Romance à Manhattan (Romance in Manhattan) – de Stephen Roberts – 1935
Cette charmante bluette aborde mine de rien un thème très fort : celui de l’immigration et de la difficulté que rencontre un étranger pour s’intégrer dans la société américaine. Le film est traité comme une comédie, un rien naïve, où l’on sait parfaitement que tout finira par de grands sourires béats. Mais quand même, l’humour est constamment teinté d’une amertume bien présente.
La séquence d’ouverture est particulièrement forte. On y découvre le personnage principal, un jeune Tchécoslovaque mettant le pied avec enthousiasme sur le sol new-yorkais, un large sourire aux lèvres, la confiance de celui qui touche du doigt le rêve pour lequel il a bataillé des années. C’est Francis Lederer, acteur tchèque découvert dans le Loulou de Pabst, qui fait comme son personnage ses premiers pas en Amérique.
Mais le rêve, pour le personnage, est voilé par une réalité certes édulcorée par la bonté ambiante, mais tout de même assez rude. En résumé, l’homme doit être expulsé, avant même d’avoir la chance de trouver sa place sur le sol américain. Alors il se sauve, se cache, et rencontre une jeune comédienne sans le sou. Et comme c’est un film optimiste, la jeune femme est un grand cœur, et elle a les traits de Ginger Rogers. Ce qui a tendance à conforter l’immigré dans son envie de ne voir que les bons aspects de chaque chose.

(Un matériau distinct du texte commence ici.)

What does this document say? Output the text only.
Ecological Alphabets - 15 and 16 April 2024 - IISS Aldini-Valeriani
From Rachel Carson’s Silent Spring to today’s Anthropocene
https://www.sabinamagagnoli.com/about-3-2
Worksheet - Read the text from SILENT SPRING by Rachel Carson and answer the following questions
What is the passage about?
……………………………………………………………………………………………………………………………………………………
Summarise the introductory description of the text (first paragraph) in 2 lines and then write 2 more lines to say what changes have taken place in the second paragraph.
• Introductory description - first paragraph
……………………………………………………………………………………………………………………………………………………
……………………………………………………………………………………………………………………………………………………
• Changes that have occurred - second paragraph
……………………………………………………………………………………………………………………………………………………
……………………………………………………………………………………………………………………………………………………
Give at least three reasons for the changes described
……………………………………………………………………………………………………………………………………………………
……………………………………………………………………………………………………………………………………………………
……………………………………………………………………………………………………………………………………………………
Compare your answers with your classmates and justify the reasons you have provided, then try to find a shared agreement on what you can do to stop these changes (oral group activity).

Le réalisateur Stephen Roberts n’a pas le talent d’un Gregory La Cava ou d’un Preston Sturges. Il n’a ni leur fantaisie, ni leur sens du rythme. Mais il se montre plutôt habile lorsque, comme dans cette belle séquence d’ouverture, il met en scène la cruauté, voire l’inhumanité de la machine étatique, en la filmant comme une scène de pure comédie.
Naïf et ancré dans le réel. Le film confronte les personnages à un véritable rouleau compresseur sans visage. Mais il reste surtout l’humanité : l’histoire d’amour de deux êtres qui n’auraient jamais dû se rencontrer, et la bienveillance de tous ceux qui les entourent, jusqu’aux policiers du quartier, dont le principal est incarné par la sympathique vieille baderne J. Farrell MacDonald, qui se transformeront en anges gardiens dans un final digne des grandes fables humanistes de Frank Capra.